ERIC Number: ED143276
Record Type: RIE
Publication Date: 1977-May
Reference Count: 0
Student Ratings, Other Measures Help Assess Teaching Impact. Comment, Number 31.
Evaluations of faculty instructional ability have long been used to assist in promotion, tenure, and hiring decisions or to help improve individual teaching performance. Internal and external pressures for increased accountability, together with improvements in evaluation methods, have resulted in increased emphasis on evaluation of instruction. Among the information sources currently used are measures of student achievement, classroom observations, and ratings by colleagues, administrators, or students. Measures of student learning as direct indicators of a faculty member's teaching ability are not always reliable, but do give some important information. Classroom observation can take a number of forms, but there is disagreement about the meaning and use of each. Student evaluations of courses and instructors can address many dimensions of teaching: teaching skill, rapport, interaction, feedback, organization and planning of the course, amount and difficulty of work, perceived value of the course, and perceived achievement. However, aspects of instructor performance measured by student ratings may be quite separate from the factors that result in effective teaching. Faculty self-ratings, peer ratings, and student ratings as measures of effectiveness generally agree in pattern; however, self-ratings and peer ratings tend to be higher than student ratings. (Author/MSE)
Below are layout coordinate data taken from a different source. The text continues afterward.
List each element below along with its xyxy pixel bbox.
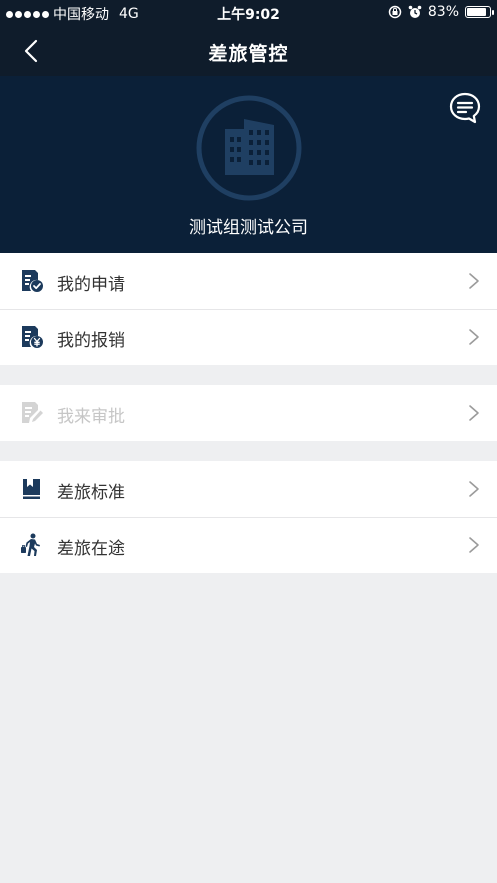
application-doc-icon: [22, 270, 43, 292]
menu-item-my-reimbursement[interactable]: 我的报销: [0, 309, 497, 365]
battery-percent: 83%: [427, 4, 459, 20]
status-right: 83%: [388, 4, 494, 20]
menu-item-travel-in-progress[interactable]: 差旅在途: [0, 517, 497, 573]
reimbursement-doc-icon: [22, 326, 43, 348]
walking-traveler-icon: [21, 533, 40, 556]
orientation-lock-icon: [388, 5, 402, 19]
menu-item-label: 我的报销: [57, 331, 125, 351]
battery-icon: [465, 6, 494, 18]
chevron-right-icon: [469, 273, 479, 289]
menu-item-label: 差旅标准: [57, 483, 125, 503]
company-header: 测试组测试公司: [0, 76, 497, 253]
building-icon: [196, 95, 302, 201]
menu-item-label: 我来审批: [57, 407, 125, 427]
menu-group-travel: 差旅标准 差旅在途: [0, 461, 497, 573]
page-title: 差旅管控: [208, 43, 289, 65]
menu-item-travel-standard[interactable]: 差旅标准: [0, 461, 497, 517]
chevron-right-icon: [469, 481, 479, 497]
chevron-right-icon: [469, 329, 479, 345]
company-name: 测试组测试公司: [189, 218, 308, 238]
menu-item-my-application[interactable]: 我的申请: [0, 253, 497, 309]
menu-item-approval[interactable]: 我来审批: [0, 385, 497, 441]
menu-item-label: 差旅在途: [57, 539, 125, 559]
menu-item-label: 我的申请: [57, 275, 125, 295]
chat-bubble-icon[interactable]: [448, 91, 482, 125]
chevron-right-icon: [469, 405, 479, 421]
menu-group-personal: 我的申请 我的报销: [0, 253, 497, 365]
approval-edit-icon: [22, 402, 43, 423]
menu-group-approval: 我来审批: [0, 385, 497, 441]
nav-bar: 差旅管控: [0, 26, 497, 76]
chevron-right-icon: [469, 537, 479, 553]
alarm-icon: [408, 5, 422, 18]
status-bar: 中国移动 4G 上午9:02 83%: [0, 0, 497, 26]
bookmark-book-icon: [23, 479, 40, 499]
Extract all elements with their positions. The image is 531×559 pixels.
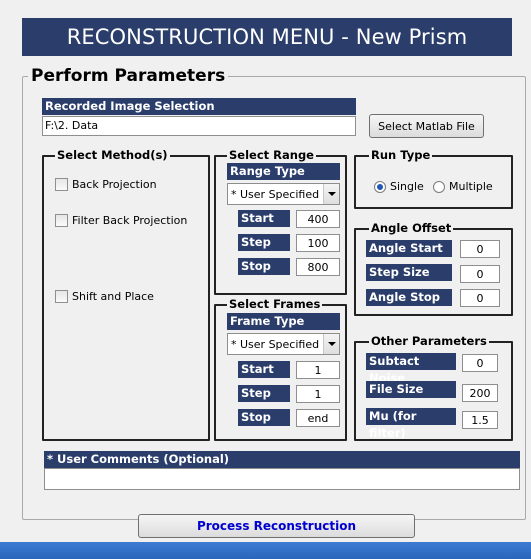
range-step-label: Step (238, 234, 290, 251)
range-type-label: Range Type (227, 163, 340, 180)
mu-filter-label: Mu (for filter) (366, 408, 456, 440)
filter-back-projection-checkbox[interactable] (55, 214, 68, 227)
frames-stop-field[interactable]: end (296, 409, 340, 427)
range-type-select[interactable]: * User Specified (227, 183, 340, 205)
back-projection-checkbox[interactable] (55, 178, 68, 191)
frame-type-select[interactable]: * User Specified (227, 333, 340, 355)
frame-type-value: * User Specified (231, 337, 320, 351)
step-size-field[interactable]: 0 (460, 265, 500, 283)
run-type-single[interactable]: Single (374, 180, 424, 193)
subtract-noise-field[interactable]: 0 (462, 354, 498, 372)
filter-back-projection-label: Filter Back Projection (72, 214, 188, 227)
select-method-legend: Select Method(s) (55, 148, 170, 162)
recorded-image-label: Recorded Image Selection (42, 98, 356, 115)
single-label: Single (390, 180, 424, 193)
angle-start-label: Angle Start (366, 240, 452, 257)
chevron-down-icon[interactable] (323, 184, 339, 204)
perform-parameters-legend: Perform Parameters (28, 66, 229, 86)
multiple-label: Multiple (449, 180, 493, 193)
other-parameters-legend: Other Parameters (369, 334, 489, 348)
run-type-legend: Run Type (369, 148, 433, 162)
angle-offset-legend: Angle Offset (369, 221, 454, 235)
single-radio[interactable] (374, 180, 386, 193)
run-type-multiple[interactable]: Multiple (433, 180, 493, 193)
frame-type-label: Frame Type (227, 313, 340, 330)
page-title: RECONSTRUCTION MENU - New Prism (22, 18, 512, 56)
angle-start-field[interactable]: 0 (460, 240, 500, 258)
taskbar (0, 542, 531, 559)
select-matlab-file-button[interactable]: Select Matlab File (369, 114, 484, 138)
method-option-shift-and-place[interactable]: Shift and Place (55, 290, 154, 303)
shift-and-place-checkbox[interactable] (55, 290, 68, 303)
angle-stop-field[interactable]: 0 (460, 289, 500, 307)
file-size-label: File Size (366, 381, 456, 398)
range-stop-label: Stop (238, 258, 290, 275)
process-reconstruction-button[interactable]: Process Reconstruction (138, 514, 415, 538)
file-size-field[interactable]: 200 (462, 384, 498, 402)
range-start-field[interactable]: 400 (296, 210, 340, 228)
frames-step-label: Step (238, 385, 290, 402)
range-stop-field[interactable]: 800 (296, 258, 340, 276)
frames-start-label: Start (238, 361, 290, 378)
range-start-label: Start (238, 210, 290, 227)
mu-filter-field[interactable]: 1.5 (462, 411, 498, 429)
user-comments-label: * User Comments (Optional) (44, 451, 520, 468)
range-type-value: * User Specified (231, 187, 320, 201)
user-comments-field[interactable] (44, 468, 520, 490)
range-step-field[interactable]: 100 (296, 234, 340, 252)
frames-step-field[interactable]: 1 (296, 385, 340, 403)
select-frames-legend: Select Frames (227, 297, 323, 311)
multiple-radio[interactable] (433, 180, 445, 193)
shift-and-place-label: Shift and Place (72, 290, 154, 303)
subtract-noise-label: Subtact Noise (366, 353, 456, 385)
angle-stop-label: Angle Stop (366, 289, 452, 306)
recorded-image-path-field[interactable]: F:\2. Data (42, 116, 356, 136)
step-size-label: Step Size (366, 264, 452, 281)
method-option-filter-back-projection[interactable]: Filter Back Projection (55, 214, 187, 227)
frames-stop-label: Stop (238, 409, 290, 426)
frames-start-field[interactable]: 1 (296, 361, 340, 379)
back-projection-label: Back Projection (72, 178, 157, 191)
method-option-back-projection[interactable]: Back Projection (55, 178, 157, 191)
chevron-down-icon[interactable] (323, 334, 339, 354)
select-range-legend: Select Range (227, 148, 316, 162)
reconstruction-window: RECONSTRUCTION MENU - New Prism Perform … (0, 0, 531, 559)
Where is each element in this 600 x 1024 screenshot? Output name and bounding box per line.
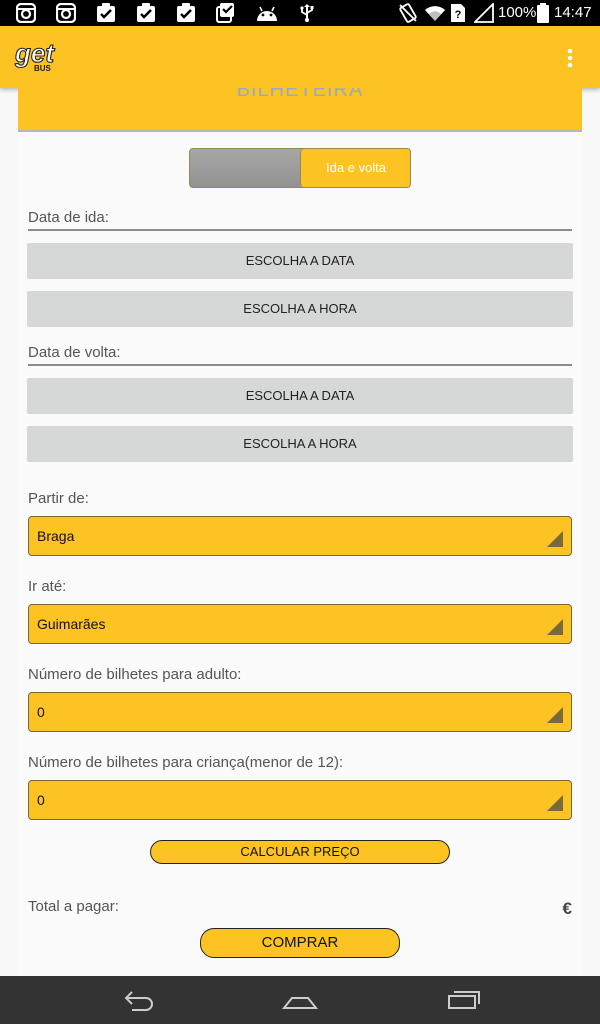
android-icon: [257, 6, 277, 21]
adult-tickets-value: 0: [37, 704, 45, 720]
form-header-title: BILHETEIRA: [236, 88, 364, 101]
status-bar: ? 100% 14:47: [0, 0, 600, 26]
home-icon[interactable]: [282, 986, 318, 1014]
battery-icon: [537, 3, 549, 23]
overflow-menu-icon[interactable]: [562, 46, 578, 70]
child-tickets-select[interactable]: 0: [28, 780, 572, 820]
buy-button[interactable]: COMPRAR: [200, 928, 400, 958]
photo-check-icon: [216, 3, 234, 23]
sim-icon: ?: [451, 4, 465, 22]
usb-icon: [300, 4, 314, 22]
calculate-price-button[interactable]: CALCULAR PREÇO: [150, 840, 450, 864]
total-currency: €: [562, 899, 572, 918]
trip-type-toggle[interactable]: Ida e volta: [189, 148, 411, 188]
clock: 14:47: [554, 4, 592, 21]
to-label: Ir até:: [28, 578, 67, 595]
departure-date-label: Data de ida:: [28, 209, 572, 231]
adult-tickets-label: Número de bilhetes para adulto:: [28, 666, 242, 683]
ticket-form: BILHETEIRA Ida e volta Data de ida: ESCO…: [18, 88, 582, 976]
from-label: Partir de:: [28, 490, 89, 507]
clipboard-check-icon: [137, 3, 155, 22]
dropdown-arrow-icon: [547, 707, 563, 723]
battery-percent: 100%: [498, 4, 537, 21]
from-select[interactable]: Braga: [28, 516, 572, 556]
instagram-icon: [16, 3, 36, 23]
svg-text:BUS: BUS: [34, 64, 52, 73]
return-time-button[interactable]: ESCOLHA A HORA: [27, 426, 573, 462]
child-tickets-label: Número de bilhetes para criança(menor de…: [28, 754, 344, 771]
app-bar: get BUS: [0, 26, 600, 88]
from-value: Braga: [37, 528, 75, 544]
toggle-round-trip[interactable]: Ida e volta: [300, 149, 410, 187]
to-select[interactable]: Guimarães: [28, 604, 572, 644]
getbus-logo-icon: get BUS: [14, 38, 56, 73]
system-nav-bar: [0, 976, 600, 1024]
clipboard-check-icon: [177, 3, 195, 22]
to-value: Guimarães: [37, 616, 106, 632]
back-icon[interactable]: [120, 986, 156, 1014]
child-tickets-value: 0: [37, 792, 45, 808]
wifi-icon: [425, 6, 445, 21]
dropdown-arrow-icon: [547, 795, 563, 811]
instagram-icon: [56, 3, 76, 23]
total-label: Total a pagar:: [28, 898, 119, 915]
clipboard-check-icon: [97, 3, 115, 22]
dropdown-arrow-icon: [547, 619, 563, 635]
svg-text:?: ?: [455, 9, 462, 21]
recent-apps-icon[interactable]: [446, 986, 482, 1014]
adult-tickets-select[interactable]: 0: [28, 692, 572, 732]
return-date-button[interactable]: ESCOLHA A DATA: [27, 378, 573, 414]
vibrate-icon: [399, 3, 417, 23]
signal-icon: [474, 3, 494, 23]
return-date-label: Data de volta:: [28, 344, 572, 366]
toggle-off-track[interactable]: [190, 149, 300, 187]
dropdown-arrow-icon: [547, 531, 563, 547]
departure-date-button[interactable]: ESCOLHA A DATA: [27, 243, 573, 279]
departure-time-button[interactable]: ESCOLHA A HORA: [27, 291, 573, 327]
form-header: BILHETEIRA: [18, 88, 582, 132]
Descriptors: Academic Achievement, Classroom Observation Techniques, College Faculty, Evaluation Criteria, Evaluation Methods, Faculty Evaluation, Higher Education, Literature Reviews, Peer Evaluation, Rating Scales, Self Evaluation, Student Evaluation of Teacher Performance, Teacher Effectiveness, Teaching Skills
Center for Educational Development, 317 Walter Library, University of Minnesota, Minneapolis, Minn. 55455
Publication Type: Journal Articles
Education Level: N/A
Authoring Institution: Minnesota Univ., Minneapolis. Center for Educational Development.